Die vergleichsweise geringe Zahl von linguistischen Arbeiten, die sich speziell Aspekten der Liebes(beziehungs)kommunikation zuwenden (vgl. u. a. Leisi 1983, Auer 1988, Döring 1999, Wyss 2000, 2005, 2014, Imo 2012, Mai/Wilhelm 2015), erscheint umso verwunderlicher, als Liebe eine zentrale und besonders starke Beziehungsemotion darstellt (vgl. Schwarz-Friesel 2013:67), die für ganz verschiedene Beziehungskonstellationen – und damit mutmaßlich auch für die beziehungsspezifische Kommunikation – grundlegend und bestimmend ist. Zu ihnen lassen sich zwischenmenschliche Beziehungen im erotischen oder platonischen Sinne (also Paarbeziehungen, familiäre oder freundschaftliche Beziehungen) ebenso zählen wie Beziehungen anderer Art, etwa die zu Gott, zu Tieren, zu Musikgruppen oder Sportvereinen, die Beziehung zur eigenen Nation, aber z. B. auch die Beziehung zwischen verschiedenen Staaten.

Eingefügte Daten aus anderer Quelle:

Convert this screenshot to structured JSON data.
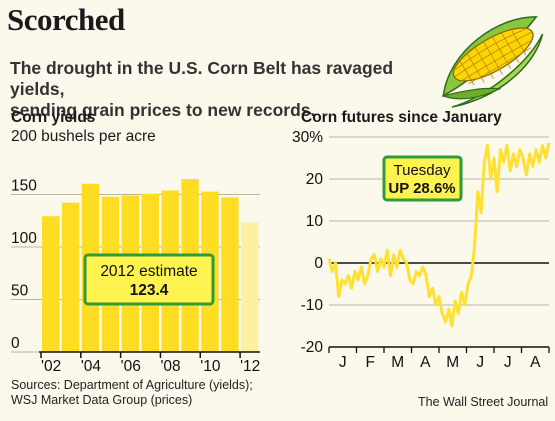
{
  "header": {
    "title": "Scorched",
    "subtitle_lines": [
      "The drought in the U.S. Corn Belt has ravaged yields,",
      "sending grain prices to new records."
    ]
  },
  "footer": {
    "source_lines": [
      "Sources: Department of Agriculture (yields);",
      "WSJ Market Data Group (prices)"
    ],
    "credit": "The Wall Street Journal"
  },
  "icons": {
    "illustration": "corn-cob-icon"
  },
  "colors": {
    "bar": "#ffdd22",
    "bar_estimate": "#fdf0a0",
    "line": "#ffe033",
    "callout_border": "#2f9a3a",
    "callout_fill": "#fff44f",
    "corn_leaf": "#8bc63f",
    "corn_kernel": "#ffd500"
  },
  "chart_data": [
    {
      "type": "bar",
      "title": "Corn yields",
      "ylabel": "200 bushels per acre",
      "ylim": [
        0,
        200
      ],
      "yticks": [
        "0",
        "50",
        "100",
        "150"
      ],
      "years": [
        2002,
        2003,
        2004,
        2005,
        2006,
        2007,
        2008,
        2009,
        2010,
        2011,
        2012
      ],
      "xticklabels": [
        "'02",
        "'04",
        "'06",
        "'08",
        "'10",
        "'12"
      ],
      "values": [
        129.3,
        142.2,
        160.3,
        147.9,
        149.1,
        150.7,
        153.9,
        164.7,
        152.8,
        147.2,
        123.4
      ],
      "estimate_index": 10,
      "annotation": {
        "line1": "2012 estimate",
        "line2": "123.4"
      }
    },
    {
      "type": "line",
      "title": "Corn futures since January",
      "ylim": [
        -20,
        30
      ],
      "yticks": [
        "30%",
        "20",
        "10",
        "0",
        "-10",
        "-20"
      ],
      "months": [
        "J",
        "F",
        "M",
        "A",
        "M",
        "J",
        "J",
        "A"
      ],
      "x_week": [
        0,
        0.5,
        1,
        1.5,
        2,
        2.5,
        3,
        3.5,
        4,
        4.5,
        5,
        5.5,
        6,
        6.5,
        7,
        7.5,
        8,
        8.5,
        9,
        9.5,
        10,
        10.5,
        11,
        11.5,
        12,
        12.5,
        13,
        13.5,
        14,
        14.5,
        15,
        15.5,
        16,
        16.5,
        17,
        17.5,
        18,
        18.5,
        19,
        19.5,
        20,
        20.5,
        21,
        21.5,
        22,
        22.5,
        23,
        23.5,
        24,
        24.5,
        25,
        25.5,
        26,
        26.5,
        27,
        27.5,
        28,
        28.5,
        29,
        29.5,
        30,
        30.5,
        31,
        31.5,
        32,
        32.5,
        33,
        33.5,
        34
      ],
      "values": [
        1,
        -2,
        0,
        -8,
        -4,
        -5,
        -3,
        -6,
        -2,
        -4,
        -1,
        -5,
        -3,
        1,
        2,
        -2,
        1,
        -1,
        3,
        -3,
        2,
        -1,
        3,
        1,
        0,
        -4,
        -5,
        -2,
        -3,
        -1,
        -3,
        -8,
        -6,
        -10,
        -8,
        -12,
        -14,
        -11,
        -15,
        -9,
        -12,
        -7,
        -10,
        -5,
        -3,
        4,
        17,
        12,
        24,
        28,
        20,
        25,
        17,
        27,
        24,
        28,
        22,
        26,
        23,
        27,
        25,
        21,
        26,
        23,
        27,
        24,
        28,
        25,
        28.6
      ],
      "annotation": {
        "line1": "Tuesday",
        "line2": "UP 28.6%"
      }
    }
  ]
}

Gemeinsam ist der liebenden Bezugnahme auf ein personales oder nicht-personales Gegenüber, dass ihre Erwiderung zwar in aller Regel erwünscht oder sogar ersehnt ist, die Liebe jedoch nicht auf Reziprozität angewiesen ist. Vielmehr ist die ,Gegenliebe‘ in bestimmten Konstellationen von Liebesbeziehung gerade nicht zu erwarten bzw. nicht einmal (mehr) möglich. Unter anderem deshalb kann Liebe einerseits als erfüllend, andererseits aber auch als schmerzhaft und quälend empfunden werden. Sie kann von denen, die lieben, in höchstem Maße positiv, aber auch stark negativ beurteilt werden.

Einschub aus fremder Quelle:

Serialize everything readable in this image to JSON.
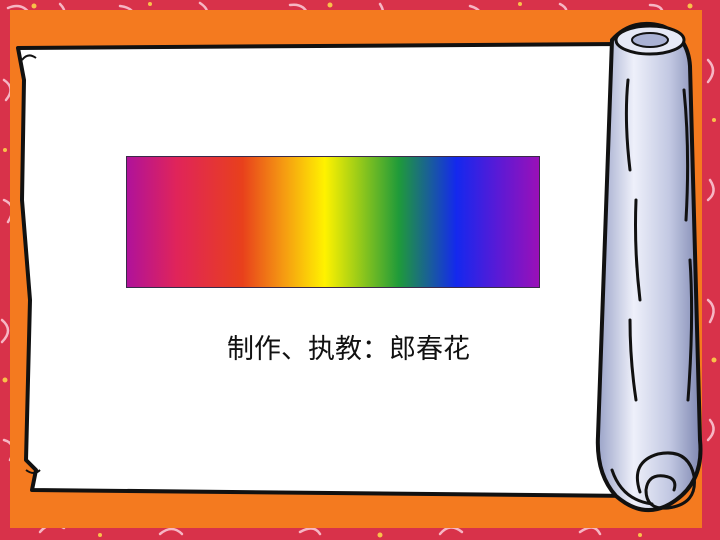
{
  "slide": {
    "author_line": "制作、执教：郎春花"
  },
  "spectrum": {
    "stops": [
      {
        "color": "#b0129a",
        "pos": 0
      },
      {
        "color": "#e0245a",
        "pos": 0.12
      },
      {
        "color": "#e8401c",
        "pos": 0.28
      },
      {
        "color": "#f59a12",
        "pos": 0.38
      },
      {
        "color": "#fff200",
        "pos": 0.48
      },
      {
        "color": "#9ccc18",
        "pos": 0.56
      },
      {
        "color": "#1f9a3a",
        "pos": 0.66
      },
      {
        "color": "#1428ee",
        "pos": 0.8
      },
      {
        "color": "#5a1ad6",
        "pos": 0.9
      },
      {
        "color": "#9a10b8",
        "pos": 1
      }
    ]
  },
  "colors": {
    "background_red": "#d8324a",
    "frame_orange": "#f47a1f",
    "paper": "#ffffff",
    "scroll_silver": "#c9cfe6",
    "outline": "#111111"
  }
}
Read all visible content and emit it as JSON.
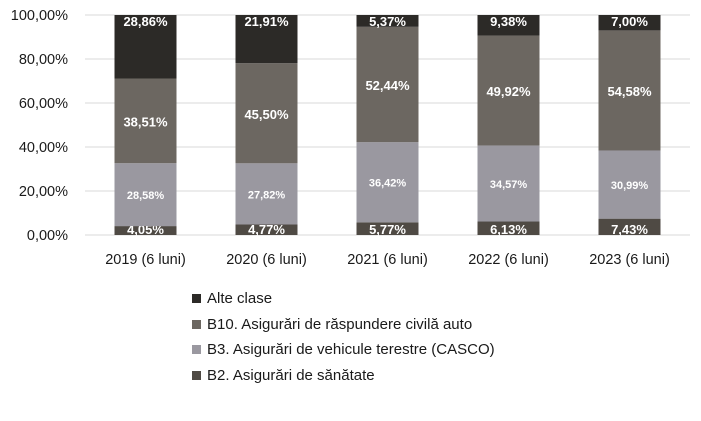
{
  "chart_data": {
    "type": "bar",
    "stacked": true,
    "categories": [
      "2019 (6 luni)",
      "2020 (6 luni)",
      "2021 (6 luni)",
      "2022 (6 luni)",
      "2023 (6 luni)"
    ],
    "series": [
      {
        "name": "B2. Asigurări de sănătate",
        "color": "#4f4a44",
        "values": [
          4.05,
          4.77,
          5.77,
          6.13,
          7.43
        ],
        "labels": [
          "4,05%",
          "4,77%",
          "5,77%",
          "6,13%",
          "7,43%"
        ]
      },
      {
        "name": "B3. Asigurări de vehicule terestre (CASCO)",
        "color": "#9a98a0",
        "values": [
          28.58,
          27.82,
          36.42,
          34.57,
          30.99
        ],
        "labels": [
          "28,58%",
          "27,82%",
          "36,42%",
          "34,57%",
          "30,99%"
        ]
      },
      {
        "name": "B10. Asigurări de răspundere civilă auto",
        "color": "#6c6761",
        "values": [
          38.51,
          45.5,
          52.44,
          49.92,
          54.58
        ],
        "labels": [
          "38,51%",
          "45,50%",
          "52,44%",
          "49,92%",
          "54,58%"
        ]
      },
      {
        "name": "Alte clase",
        "color": "#2c2a27",
        "values": [
          28.86,
          21.91,
          5.37,
          9.38,
          7.0
        ],
        "labels": [
          "28,86%",
          "21,91%",
          "5,37%",
          "9,38%",
          "7,00%"
        ]
      }
    ],
    "ylim": [
      0,
      100
    ],
    "yticks": [
      "0,00%",
      "20,00%",
      "40,00%",
      "60,00%",
      "80,00%",
      "100,00%"
    ],
    "legend_order": [
      "Alte clase",
      "B10. Asigurări de răspundere civilă auto",
      "B3. Asigurări de vehicule terestre (CASCO)",
      "B2. Asigurări de sănătate"
    ],
    "legend_position": "bottom",
    "gridlines": true
  }
}
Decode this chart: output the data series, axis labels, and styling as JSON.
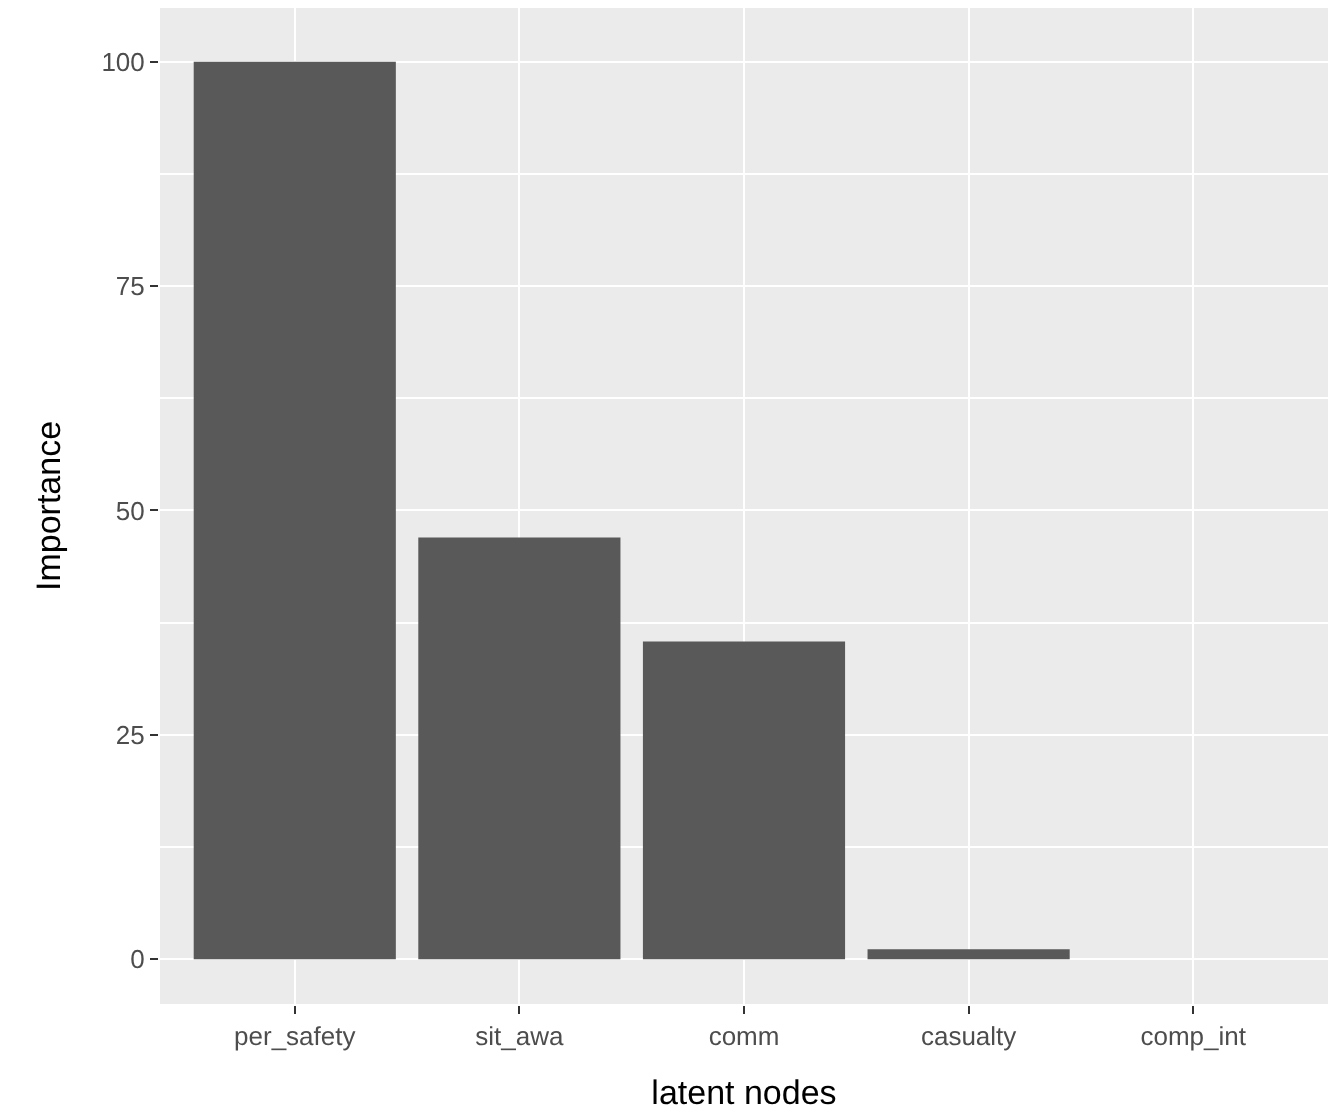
{
  "chart_data": {
    "type": "bar",
    "xlabel": "latent nodes",
    "ylabel": "Importance",
    "categories": [
      "per_safety",
      "sit_awa",
      "comm",
      "casualty",
      "comp_int"
    ],
    "values": [
      100,
      47.0,
      35.4,
      1.1,
      0
    ],
    "color": "#595959",
    "ylim": [
      -5,
      106
    ],
    "yticks": [
      0,
      25,
      50,
      75,
      100
    ],
    "grid": true,
    "legend": false
  }
}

So vielfältig die Beziehungskonstellationen sind, in denen Liebe eine prägende Rolle spielt, so verschiedenartig können auch die sprachlichen bzw. kommunikativen Praktiken und Strategien des (versuchten) Aufbaus, der Intensivierung und der Pflege, aber auch des Abbruchs einer Liebesbeziehung sein. Mit diesen Strategien und Praktiken gehen je unterschiedliche Weisen des Ausdrucks bzw. der kommunikativen Darstellung von Liebe einher. Kurz gefasst heißt das: So different wie die Beziehungen selbst können damit potenziell auch die Sprachen der Liebe sein, die in Texten und Gesprächen kommunikativ realisiert werden.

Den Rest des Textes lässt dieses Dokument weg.